We implement industry-standard measures to protect your data, including encryption in transit and at rest, encrypted backups, access controls with least privilege, role-based access that is periodically reviewed, strong-password/SSO (and MFA where available) for staff, access logging for protected data with periodic review, and separation of test and production environments. Only authorized staff may access production data for support/operations, and access is revoked when no longer needed. We maintain a documented security incident response plan and will notify affected merchants/users without undue delay if an incident affects their data, including scope, impact, and remediation steps.

We apply data loss prevention controls (e.g., egress restrictions, monitoring/alerting, code reviews) and keep production customer data out of test/staging systems; we use synthetic or de-identified data in non-production.

Data Retention and Deletion

We retain your personal data, including Google user data, Shopify store and customer event data, and uploaded photos, only for as long as necessary to fulfill the purposes outlined in this Privacy Policy, to provide our services to you, and to comply with our legal and regulatory obligations.

Account Deletion: When you delete your account, all associated personal data — including uploaded photos and try-on history — is permanently deleted from our systems. This action is irreversible and the data cannot be recovered. You may request for your data to be deleted by deleting your account through your account settings or by contacting us at the email below.

Shopify app data: We retain Shopify store customer events and API request logs while the store remains connected and for a limited period afterward (typically up to 180 days) for security, auditing, and troubleshooting, after which they are deleted or de-identified unless a longer period is required by law. Uninstalling the app stops future ingestion and triggers scheduled deletion. Merchants may also request earlier deletion via the contact below.
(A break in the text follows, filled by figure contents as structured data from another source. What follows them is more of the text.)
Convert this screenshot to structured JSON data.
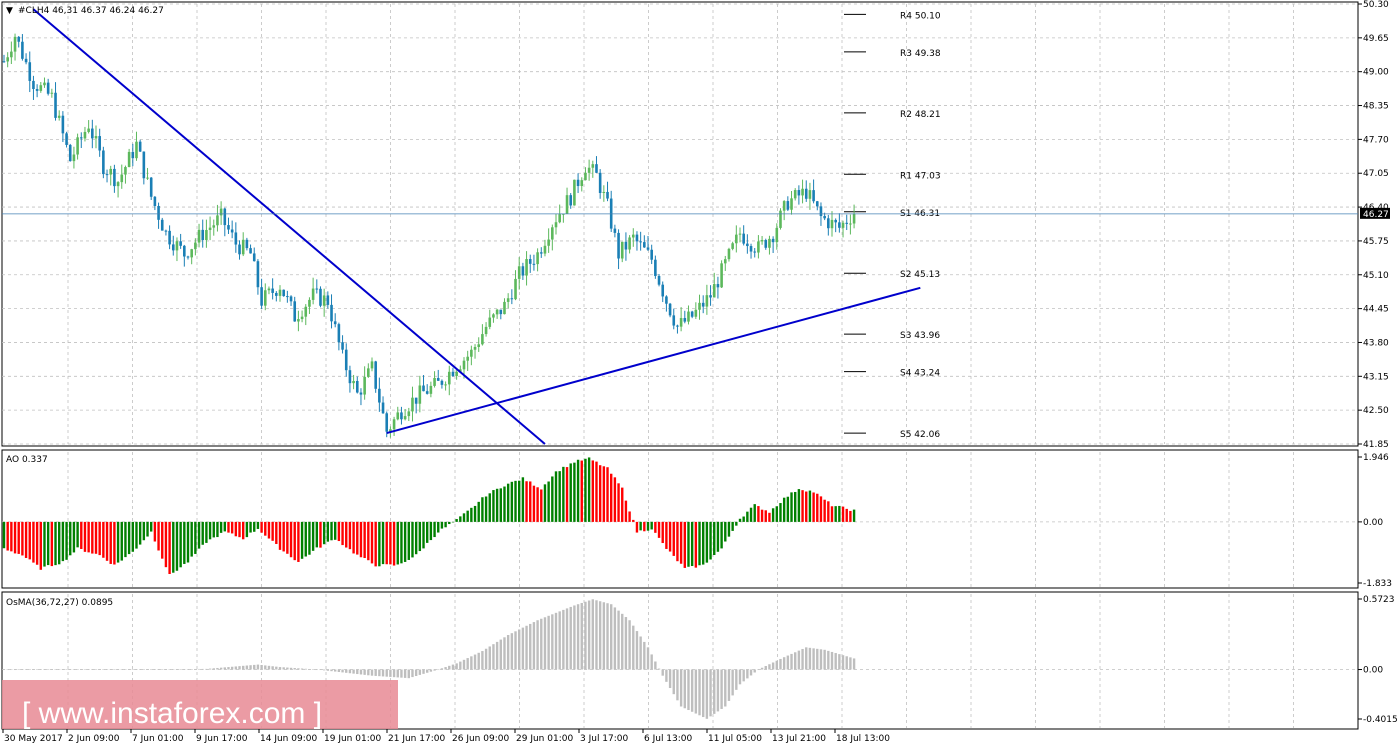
{
  "header": {
    "symbol_label": "#CLH4  46,31 46.37 46.24 46.27",
    "menu_glyph": "▼"
  },
  "watermark": "[ www.instaforex.com ]",
  "colors": {
    "bull": "#008000",
    "bear": "#ff0000",
    "candle_up": "#5cb85c",
    "candle_down": "#1a7fb5",
    "trendline": "#0000cc",
    "osma": "#bebebe",
    "grid": "#c0c0c0"
  },
  "chart_data": [
    {
      "panel": "price",
      "type": "candlestick",
      "timeframe": "H4",
      "title": "#CLH4  46,31 46.37 46.24 46.27",
      "y_ticks": [
        "50.30",
        "49.65",
        "49.00",
        "48.35",
        "47.70",
        "47.05",
        "46.40",
        "45.75",
        "45.10",
        "44.45",
        "43.80",
        "43.15",
        "42.50",
        "41.85"
      ],
      "ylim": [
        41.85,
        50.3
      ],
      "current_price": "46.27",
      "x_ticks": [
        "30 May 2017",
        "2 Jun 09:00",
        "7 Jun 01:00",
        "9 Jun 17:00",
        "14 Jun 09:00",
        "19 Jun 01:00",
        "21 Jun 17:00",
        "26 Jun 09:00",
        "29 Jun 01:00",
        "3 Jul 17:00",
        "6 Jul 13:00",
        "11 Jul 05:00",
        "13 Jul 21:00",
        "18 Jul 13:00"
      ],
      "path_points": [
        [
          0,
          49.2
        ],
        [
          3,
          49.7
        ],
        [
          8,
          48.8
        ],
        [
          13,
          48.5
        ],
        [
          18,
          47.3
        ],
        [
          23,
          48.0
        ],
        [
          27,
          47.2
        ],
        [
          31,
          46.9
        ],
        [
          36,
          47.6
        ],
        [
          40,
          46.6
        ],
        [
          44,
          45.9
        ],
        [
          49,
          45.5
        ],
        [
          54,
          45.9
        ],
        [
          59,
          46.2
        ],
        [
          63,
          45.7
        ],
        [
          67,
          45.5
        ],
        [
          70,
          44.6
        ],
        [
          75,
          44.9
        ],
        [
          79,
          44.3
        ],
        [
          84,
          44.7
        ],
        [
          88,
          44.6
        ],
        [
          92,
          43.5
        ],
        [
          96,
          42.8
        ],
        [
          100,
          43.3
        ],
        [
          104,
          42.1
        ],
        [
          108,
          42.5
        ],
        [
          113,
          42.8
        ],
        [
          118,
          43.0
        ],
        [
          122,
          43.3
        ],
        [
          127,
          43.6
        ],
        [
          131,
          44.1
        ],
        [
          136,
          44.5
        ],
        [
          140,
          45.1
        ],
        [
          145,
          45.5
        ],
        [
          149,
          46.1
        ],
        [
          154,
          46.6
        ],
        [
          158,
          47.2
        ],
        [
          161,
          47.0
        ],
        [
          164,
          46.4
        ],
        [
          167,
          45.5
        ],
        [
          171,
          45.8
        ],
        [
          176,
          45.4
        ],
        [
          180,
          44.6
        ],
        [
          183,
          44.1
        ],
        [
          187,
          44.3
        ],
        [
          192,
          44.7
        ],
        [
          196,
          45.3
        ],
        [
          200,
          45.9
        ],
        [
          205,
          45.6
        ],
        [
          209,
          45.9
        ],
        [
          213,
          46.5
        ],
        [
          218,
          46.7
        ],
        [
          222,
          46.2
        ],
        [
          227,
          46.0
        ],
        [
          231,
          46.3
        ]
      ],
      "pivots": [
        {
          "name": "R4",
          "label": "R4 50.10",
          "value": 50.1
        },
        {
          "name": "R3",
          "label": "R3 49.38",
          "value": 49.38
        },
        {
          "name": "R2",
          "label": "R2 48.21",
          "value": 48.21
        },
        {
          "name": "R1",
          "label": "R1 47.03",
          "value": 47.03
        },
        {
          "name": "S1",
          "label": "S1 46.31",
          "value": 46.31
        },
        {
          "name": "S2",
          "label": "S2 45.13",
          "value": 45.13
        },
        {
          "name": "S3",
          "label": "S3 43.96",
          "value": 43.96
        },
        {
          "name": "S4",
          "label": "S4 43.24",
          "value": 43.24
        },
        {
          "name": "S5",
          "label": "S5 42.06",
          "value": 42.06
        }
      ],
      "trendlines": [
        {
          "name": "descending",
          "from": [
            8,
            50.2
          ],
          "to": [
            147,
            41.85
          ]
        },
        {
          "name": "ascending",
          "from": [
            104,
            42.06
          ],
          "to": [
            249,
            44.85
          ]
        }
      ]
    },
    {
      "panel": "ao",
      "type": "bar",
      "title": "AO 0.337",
      "y_ticks": [
        "1.946",
        "0.00",
        "-1.833"
      ],
      "ylim": [
        -1.833,
        1.946
      ],
      "control_points": [
        [
          0,
          -0.8
        ],
        [
          5,
          -1.0
        ],
        [
          10,
          -1.4
        ],
        [
          16,
          -1.2
        ],
        [
          20,
          -0.8
        ],
        [
          26,
          -1.0
        ],
        [
          30,
          -1.3
        ],
        [
          35,
          -0.9
        ],
        [
          40,
          -0.3
        ],
        [
          45,
          -1.6
        ],
        [
          50,
          -1.2
        ],
        [
          55,
          -0.6
        ],
        [
          60,
          -0.3
        ],
        [
          65,
          -0.5
        ],
        [
          69,
          -0.2
        ],
        [
          75,
          -0.8
        ],
        [
          80,
          -1.2
        ],
        [
          85,
          -0.8
        ],
        [
          90,
          -0.5
        ],
        [
          96,
          -1.0
        ],
        [
          101,
          -1.3
        ],
        [
          107,
          -1.3
        ],
        [
          112,
          -1.0
        ],
        [
          118,
          -0.3
        ],
        [
          123,
          0.05
        ],
        [
          127,
          0.4
        ],
        [
          131,
          0.8
        ],
        [
          136,
          1.1
        ],
        [
          141,
          1.3
        ],
        [
          146,
          1.0
        ],
        [
          150,
          1.5
        ],
        [
          155,
          1.8
        ],
        [
          159,
          1.9
        ],
        [
          164,
          1.6
        ],
        [
          168,
          1.0
        ],
        [
          172,
          -0.3
        ],
        [
          176,
          -0.2
        ],
        [
          180,
          -0.8
        ],
        [
          185,
          -1.4
        ],
        [
          190,
          -1.3
        ],
        [
          195,
          -0.8
        ],
        [
          200,
          0.1
        ],
        [
          204,
          0.5
        ],
        [
          208,
          0.3
        ],
        [
          212,
          0.7
        ],
        [
          216,
          1.0
        ],
        [
          220,
          0.9
        ],
        [
          225,
          0.5
        ],
        [
          231,
          0.34
        ]
      ]
    },
    {
      "panel": "osma",
      "type": "bar",
      "title": "OsMA(36,72,27) 0.0895",
      "y_ticks": [
        "0.5723",
        "0.00",
        "-0.4015"
      ],
      "ylim": [
        -0.4015,
        0.5723
      ],
      "control_points": [
        [
          0,
          0
        ],
        [
          40,
          0.002
        ],
        [
          55,
          0.005
        ],
        [
          69,
          0.04
        ],
        [
          75,
          0.02
        ],
        [
          85,
          0.0
        ],
        [
          100,
          -0.05
        ],
        [
          110,
          -0.07
        ],
        [
          118,
          0.0
        ],
        [
          123,
          0.05
        ],
        [
          130,
          0.15
        ],
        [
          137,
          0.28
        ],
        [
          145,
          0.4
        ],
        [
          155,
          0.52
        ],
        [
          160,
          0.57
        ],
        [
          165,
          0.53
        ],
        [
          170,
          0.4
        ],
        [
          175,
          0.18
        ],
        [
          179,
          -0.05
        ],
        [
          184,
          -0.3
        ],
        [
          191,
          -0.4
        ],
        [
          196,
          -0.3
        ],
        [
          200,
          -0.12
        ],
        [
          205,
          0.0
        ],
        [
          212,
          0.1
        ],
        [
          218,
          0.18
        ],
        [
          223,
          0.16
        ],
        [
          231,
          0.09
        ]
      ]
    }
  ]
}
Backups are encrypted and follow a rolling retention schedule; backup copies age out and are purged on rotation. Deletion requests are applied to active data and will be reflected in backups once those backups expire from the retention window.

Your Rights

You have rights regarding your personal data, including access, correction, deletion, and objection to processing where applicable.

Depending on your location, you may also have rights under laws such as the GDPR (EU/UK/Switzerland) or CCPA (California).

Automated decision-making with legal or similarly significant effects is not performed by our services.

Shopify merchants and customers: We honor Shopify redaction/denial responses and will delete or provide access to customer data we process on your behalf upon request. To make a request, contact us at the email below or uninstall the app (which stops further ingestion).

Shopify App Disclosures

Our Shopify app processes protected customer data under Shopify’s protected customer data requirements. We collect only the minimum data needed to provide merchant analytics. If Shopify denies or redacts access to certain fields (for example, phone or address), those fields will return null and we will operate without them.

Merchants are responsible for obtaining any required consents from their customers before sending data to us and for avoiding sensitive or special-category personal data in free-form metadata fields.

Changes to this Policy

We may update this policy occasionally. Updates will be posted on our website with an updated effective date. Continued use of our services after changes implies your acceptance.